Di Wu (Ph.D.)
Published: 2023
Total Pages: 0
Get eBook
In the last decade, deep learning has gained soaring popularity in both academia and industry, playing an indispensable role in many aspects of human lives. The resource-intensive nature of deep neural networks (DNNs), especially its core operation, general matrix multiply (GEMM), has prompted extensive efforts to optimize the execution on conventional hardware, aiming to democratize the transformative capabilities of deep learning technology. However, conventional hardware with binary computing does not exhibit satisfactory hardware efficiency. To yield unprecedented levels of hardware efficiency to enable new applications, my research leverages novel unary computing and approximate computing, which diverge from conventional binary computing.
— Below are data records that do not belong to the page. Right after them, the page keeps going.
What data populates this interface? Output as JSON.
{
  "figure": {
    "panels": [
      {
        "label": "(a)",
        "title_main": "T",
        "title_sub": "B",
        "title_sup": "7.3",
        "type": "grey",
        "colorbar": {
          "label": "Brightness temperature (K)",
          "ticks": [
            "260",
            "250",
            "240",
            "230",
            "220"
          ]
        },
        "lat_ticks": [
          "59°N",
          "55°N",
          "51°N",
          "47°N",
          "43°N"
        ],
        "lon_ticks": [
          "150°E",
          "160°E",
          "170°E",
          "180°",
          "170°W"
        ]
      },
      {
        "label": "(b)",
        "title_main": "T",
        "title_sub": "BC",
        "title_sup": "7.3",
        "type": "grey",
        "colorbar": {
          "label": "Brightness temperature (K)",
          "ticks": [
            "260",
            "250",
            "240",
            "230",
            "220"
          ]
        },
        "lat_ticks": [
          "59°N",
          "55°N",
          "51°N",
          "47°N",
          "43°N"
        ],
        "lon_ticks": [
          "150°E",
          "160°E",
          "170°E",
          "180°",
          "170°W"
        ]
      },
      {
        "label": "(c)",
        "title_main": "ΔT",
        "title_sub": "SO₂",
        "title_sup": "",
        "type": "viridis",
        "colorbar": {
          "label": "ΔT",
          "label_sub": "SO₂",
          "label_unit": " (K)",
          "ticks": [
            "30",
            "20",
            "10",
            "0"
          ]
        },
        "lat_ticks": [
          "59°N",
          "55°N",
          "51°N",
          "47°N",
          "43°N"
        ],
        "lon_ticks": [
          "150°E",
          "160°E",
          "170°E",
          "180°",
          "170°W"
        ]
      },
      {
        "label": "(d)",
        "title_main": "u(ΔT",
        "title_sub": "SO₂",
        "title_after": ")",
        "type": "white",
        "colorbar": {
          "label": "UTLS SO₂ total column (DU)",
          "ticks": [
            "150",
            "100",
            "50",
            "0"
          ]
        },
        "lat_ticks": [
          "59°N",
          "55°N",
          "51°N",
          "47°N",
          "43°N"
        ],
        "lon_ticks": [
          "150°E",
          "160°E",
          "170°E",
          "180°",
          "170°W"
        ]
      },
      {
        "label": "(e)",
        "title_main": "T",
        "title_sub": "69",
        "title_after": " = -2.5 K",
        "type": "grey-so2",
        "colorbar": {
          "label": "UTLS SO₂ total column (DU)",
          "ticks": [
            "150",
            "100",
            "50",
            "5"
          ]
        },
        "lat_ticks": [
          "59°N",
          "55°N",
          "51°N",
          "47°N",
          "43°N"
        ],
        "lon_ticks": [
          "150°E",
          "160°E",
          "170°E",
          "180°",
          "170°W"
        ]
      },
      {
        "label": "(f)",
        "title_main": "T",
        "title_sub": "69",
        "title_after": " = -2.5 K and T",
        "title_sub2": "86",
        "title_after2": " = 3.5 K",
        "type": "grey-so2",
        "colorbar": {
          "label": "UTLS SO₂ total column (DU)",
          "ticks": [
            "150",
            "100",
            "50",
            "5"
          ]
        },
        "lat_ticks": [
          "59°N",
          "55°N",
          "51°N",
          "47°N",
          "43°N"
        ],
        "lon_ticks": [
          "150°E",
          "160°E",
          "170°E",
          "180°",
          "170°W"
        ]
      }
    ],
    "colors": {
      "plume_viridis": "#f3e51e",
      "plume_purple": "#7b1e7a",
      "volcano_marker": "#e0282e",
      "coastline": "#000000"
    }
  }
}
The primary focus of my research is on the exploration of power-efficient computer architecture using unary computing and approximate computing, especially within the context of deep learning. Unary computing utilizes extremely simple hardware to manipulate data in the form of serial bitstreams. My research on unary computing answers two questions: 1) what are the fundamental challenges of unary computing and the corresponding solutions? 2) how to design power-efficient computer architecture using unary computing? My research holistically presents how to understand, research, leverage unary computing, via innovations across multiple design stacks, including theory, simulation, circuit, architecture and application. This research targets mainly GEMM operations, with extended research on nonlinear operations. On the other hand, approximate computing intentionally introduces artificial defects to the computation, while maintaining the associated errors at an acceptably low level. My research on approximate computing answers two questions: 1) given certain fault tolerance, how to make trade-offs between the accuracy and energy? 2) given the expensiveness of complex nonlinear operations, how to minimize the hardware area and power overheads? My research attempts to identify the best trade-offs between DNN accuracy and hardware energy, achieving dynamic accuracy and energy scaling at both the single operation level and the DNN level, ultimately meeting the varying demands in various application scenarios. This research targets emerging DNNs with heavy and complex nonlinear operations, in addition to GEMM operations.